Peak performers in any field are often people who are genetically blessed with the ability to move in and out of synchrony.  They’ve received excellent technical training and singers, for example, know how to hit a note by supporting the tone with the diaphragm; however, they’re often anxious and therefore not fully present – physically or emotionally – when they perform.  Rae Tattenbaum, who coaches peak performers all over the world with neurofeedback training, says the goal is to enable them to become completely absorbed in a free and spontaneous performance.  At their most open and uninhibited, Tattenbaum says, performers intuitively shift their physical energies and take their talent to new levels.  One of her trainees reported, “I noticed I couldn’t be present as a performer.  I used to feel like I was outside myself, watching and judging.  The training gave me an overall sense of well-being that I didn’t have before.  I can step back, take a breath, and focus on and merge with my performance much better.”

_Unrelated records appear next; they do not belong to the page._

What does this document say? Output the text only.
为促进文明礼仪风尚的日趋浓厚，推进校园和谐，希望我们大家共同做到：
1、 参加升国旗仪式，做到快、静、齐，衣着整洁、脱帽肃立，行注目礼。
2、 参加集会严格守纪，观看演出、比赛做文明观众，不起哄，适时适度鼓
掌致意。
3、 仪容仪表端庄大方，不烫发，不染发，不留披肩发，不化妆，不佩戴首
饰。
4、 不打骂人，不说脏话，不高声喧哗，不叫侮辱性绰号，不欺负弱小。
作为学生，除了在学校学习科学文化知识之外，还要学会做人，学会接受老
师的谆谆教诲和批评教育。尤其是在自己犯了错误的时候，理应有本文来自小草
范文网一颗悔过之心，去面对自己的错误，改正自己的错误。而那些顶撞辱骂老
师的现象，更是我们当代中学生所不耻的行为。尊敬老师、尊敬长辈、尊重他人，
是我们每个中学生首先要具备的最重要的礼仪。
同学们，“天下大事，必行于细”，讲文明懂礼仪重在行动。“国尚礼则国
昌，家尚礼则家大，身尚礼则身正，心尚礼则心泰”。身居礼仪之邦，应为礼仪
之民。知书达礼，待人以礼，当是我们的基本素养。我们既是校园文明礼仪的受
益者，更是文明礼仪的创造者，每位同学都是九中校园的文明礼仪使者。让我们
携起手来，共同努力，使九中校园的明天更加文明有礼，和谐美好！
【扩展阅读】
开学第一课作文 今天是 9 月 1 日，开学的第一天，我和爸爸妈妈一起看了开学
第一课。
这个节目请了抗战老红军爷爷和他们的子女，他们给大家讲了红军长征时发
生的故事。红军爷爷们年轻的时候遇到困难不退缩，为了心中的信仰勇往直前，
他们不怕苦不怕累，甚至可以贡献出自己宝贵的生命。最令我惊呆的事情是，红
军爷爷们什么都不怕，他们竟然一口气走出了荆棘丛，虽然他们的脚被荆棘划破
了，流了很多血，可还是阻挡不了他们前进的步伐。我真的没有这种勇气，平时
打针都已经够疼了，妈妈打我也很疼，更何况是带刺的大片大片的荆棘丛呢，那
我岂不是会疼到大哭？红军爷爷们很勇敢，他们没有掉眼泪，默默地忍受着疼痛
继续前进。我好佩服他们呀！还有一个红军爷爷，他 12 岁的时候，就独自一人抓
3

Of nearly 100 students who were given different types of neurofeedback, those who received an alpha/theta protocol improved their performance the most.  The alpha/theta group improved their performance between 13.5 and 17 percent.  These results show that neurofeedback can have a marked effect on musical and athletic performance.  While it has a role in stress reduction by reducing the level of stage fright, the magnitude and range of beneficial effects on artistic aspects of performance have wider implications than alleviating stress.